COPENHAGEN, Denmark (CN) — Protesters from an indigenous Sámi youth association and an environmental group are refusing to leave Norway’s Ministry of Petroleum and Energy building in a show of opposition to a wind farm project interfering with reindeer herders.
“We have slept over here, and it is going well. The ministry has closed the main door so people cannot enter, so we can't pick up food,” Elle Rávdná Näkkäläjrvi of the Sámi youth group NSR Nuorat told Swedish broadcaster SVT by phone around midday Friday.
Protesters with NSR Nuorat and environmental organization called Nature and Youth have occupied the building since Thursday morning in a demonstration against 150 wind turbines still standing in the Fosen region of central Norway despite an October 2021 decision from the Norwegian Supreme Court deeming them illegal on the grounds of disturbing Sámi reindeer herders’ cultural rights under international conventions.
“We do not resort to civil disobedience unnecessarily. We have no choice. The Norwegian Supreme Court has said that the wind turbine construction in Fosen is illegal. And the parliament does nothing. There is nothing else we can do,” Näkkäläjärvi said.
The Sámi are the only recognized indigenous group living within the European Union. They live across northern parts of Sweden, Finland, Norway and Russia, with an estimated population of around 80,000.
Sámi culture includes a long tradition of reindeer herding. Many Sámi continue to make a living by selling reindeer meat and fur.

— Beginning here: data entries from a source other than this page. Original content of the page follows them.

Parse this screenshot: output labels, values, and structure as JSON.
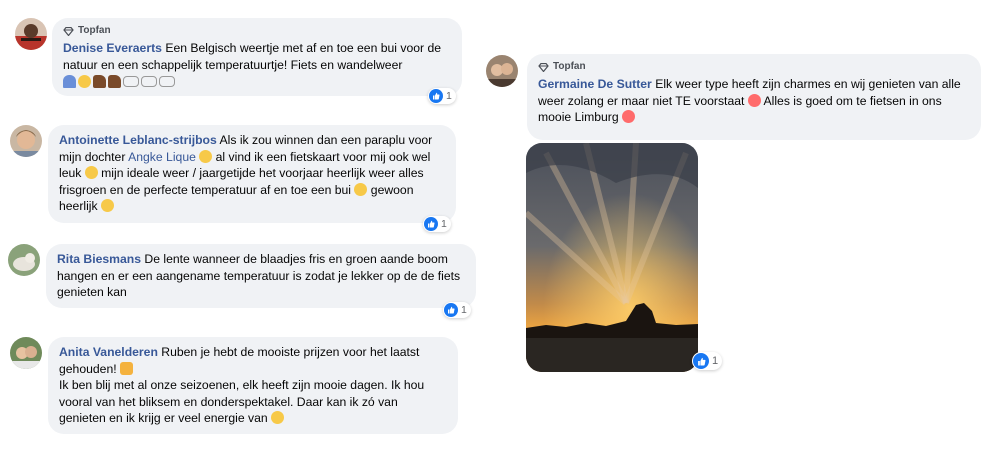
{
  "comments": [
    {
      "badge": "Topfan",
      "name": "Denise Everaerts",
      "text": "Een Belgisch weertje met af en toe een bui voor de natuur en een schappelijk temperatuurtje! Fiets en wandelweer",
      "likes": "1"
    },
    {
      "name": "Antoinette Leblanc-strijbos",
      "text_a": "Als ik zou winnen dan een paraplu voor mijn dochter",
      "mention": "Angke Lique",
      "text_b": "al vind ik een fietskaart voor mij ook wel leuk",
      "text_c": "mijn ideale weer / jaargetijde het voorjaar heerlijk weer alles frisgroen en de perfecte temperatuur af en toe een bui",
      "text_d": "gewoon heerlijk",
      "likes": "1"
    },
    {
      "name": "Rita Biesmans",
      "text": "De lente wanneer de blaadjes fris en groen aande boom hangen en er een aangename temperatuur is zodat je lekker op de de fiets genieten kan",
      "likes": "1"
    },
    {
      "name": "Anita Vanelderen",
      "text_a": "Ruben je hebt de mooiste prijzen voor het laatst gehouden!",
      "text_b": "Ik ben blij met al onze seizoenen, elk heeft zijn mooie dagen. Ik hou vooral van het bliksem en donderspektakel. Daar kan ik zó van genieten en ik krijg er veel energie van"
    },
    {
      "badge": "Topfan",
      "name": "Germaine De Sutter",
      "text_a": "Elk weer type heeft zijn charmes en wij genieten van alle weer zolang er maar niet TE voorstaat",
      "text_b": "Alles is goed om te fietsen in ons mooie Limburg",
      "likes": "1"
    }
  ],
  "colors": {
    "bubble": "#f0f2f5",
    "name": "#385898",
    "like": "#1877f2"
  }
}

In 2018, after Norway had already granted permission to build wind farms in the area, the United Nations asked the Scandinavian country to stop the process until the legal system had given the green light. The Norwegian government did not act on the request.
Sámi reindeer herders argued that noise and the sight of wind turbines frightened grazing animals, posing a direct threat to their age-old tradition.
Norway’s Supreme Court deemed the licenses to build and operate the wind farms illegal in October 2021, finding they violated a 1966 treaty known as the International Covenant on Civil and Political Rights.
It was unclear what the aftermath of the verdict would be. At the time, a spokesperson from the Ministry of Petroleum and Energy said that it would “communicate later about what to do next,” but not a single one of the 150 wind turbines has been removed more than 500 days after the court order.
After the protest started Thursday morning, Norway's energy minister Terje Aasland met demonstrators face-to-face in the building's lobby.
“I understand what you mean, but I have no more detailed information about what will happen with the Fosen case other than that it must be done properly. We have to make sure that we safeguard indigenous rights,” Aasland told protesters.
On Friday, Aasland invited some of the protesters to a meeting at a later date after they refused to leave the ministry. The minister also said he is scheduled to meet with Sámi parliament leader Silje Karine Muotka on March 2.
The Ministry of Petroleum and Energy has not commented on how it will act on the protest currently occupying its building, according to SVT.